Com a primeira guerra mundial, os países imperialistas envolvidos tiveram uma sensível queda em sua produção industrial, tal situação gerou uma necessidade de que o Brasil se desenvolvesse industrialmente para suprir suas necessidades e ainda surgiu a oportunidade de aumentar seu mercado consumidor.
Com o fim da guerra, voltou-se a exportar produtos agrícolas, caindo novamente os incentivos a indústria brasileira, que sem medidas protecionistas, não tinham condições de concorrer com os preços e tecnologia dos produtos industriais das grandes potências mundiais.

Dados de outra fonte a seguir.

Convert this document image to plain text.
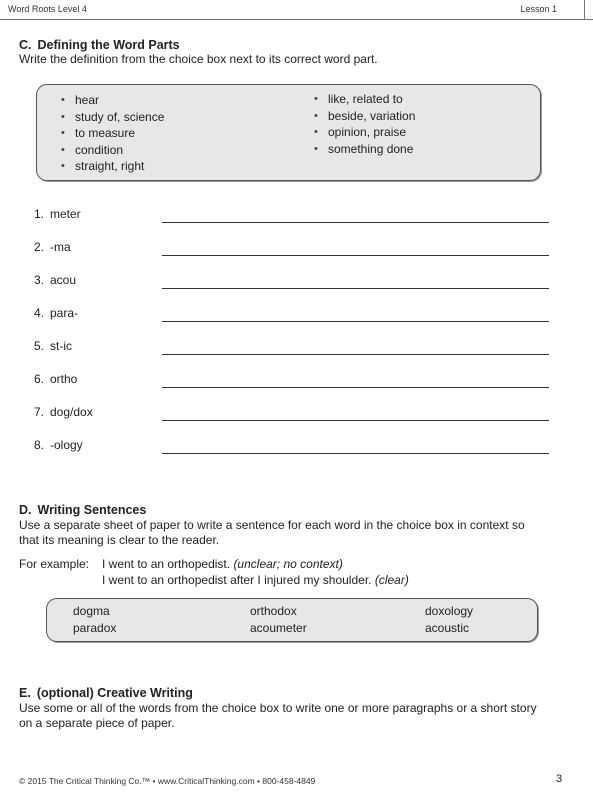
Word Roots Level 4	Lesson 1
C. Defining the Word Parts
Write the definition from the choice box next to its correct word part.
• hear
• study of, science
• to measure
• condition
• straight, right
• like, related to
• beside, variation
• opinion, praise
• something done
1. meter
2. -ma
3. acou
4. para-
5. st-ic
6. ortho
7. dog/dox
8. -ology
D. Writing Sentences
Use a separate sheet of paper to write a sentence for each word in the choice box in context so
that its meaning is clear to the reader.
For example: I went to an orthopedist. (unclear; no context)
I went to an orthopedist after I injured my shoulder. (clear)
dogma
paradox
orthodox
acoumeter
doxology
acoustic
E. (optional) Creative Writing
Use some or all of the words from the choice box to write one or more paragraphs or a short story
on a separate piece of paper.
© 2015 The Critical Thinking Co.™ • www.CriticalThinking.com • 800-458-4849	3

Com a crise de 1929, num contexto de especulações e de depressão mundial o governo sentiu necessidade de regular a economia e limitar os juros, intervindo assim no setor financeiro.
Então, o Chefe do Governo Provisório da República dos Estados Unidos do Brasil dispôs sobre juros no Decreto 22.626 de 07 de Abril de 1933.
Esse decreto, com o principal objetivo de conter excessos na cobrança de juros e estabelecia entre outras coisas a taxa máxima de 12% ao ano, a proibição da cobrança de juros sobre juros. Vaticinava também, sobre o delito de usura, que ocorre quando o devedor é sujeito a taxas maiores das estabelecidas, ou ainda a ocultação desta. Previa a pena de 6 (seis) meses a 1 (um) ano e multa, sendo dobradas no caso de reincidência.
A Constituição Federal de 1988 elevou tal norma a patamar constitucional, em seu art. 192, § 3º:
“As taxas de juros reais, nelas incluídas comissões e quaisquer outras remunerações direta ou indiretamente referidas à concessão de crédito, não poderão ser superiores a doze por cento ao ano; a cobrança acima deste limite será conceituada como crime de usura, punido, em todas as suas modalidades, nos termos que a lei determinar.”
Entretanto, promulgou-se a Lei 4595 de 31 de dezembro de 1964 que dispôs sobre a em seu art. 4º, dispõe a respeito das atribuições do CMN:
“art. 4º Compete ao Conselho Monetário Nacional, segundo as diretrizes estabelecidas pelo Presidente da República:
VI- Disciplinar o crédito em todas as suas modalidades e as operações creditícias em todas as suas formas, inclusive aceites, avais, e prestações de quaisquer garantias por parte das instituições financeiras;
IX- Limitar; sempre que necessário, as taxas de juros, descontos, comissões e qualquer outra forma de remuneração de operações e serviços bancários ou financeiros, inclusive os prestados pelo Banco Central do Brasil […];
XVII- Regulamentar, fixando limites, prazos e outras condições, as operações de redescontos e de empréstimo, efetuadas com quaisquer instituições financeiras públicas e privadas de natureza bancária”.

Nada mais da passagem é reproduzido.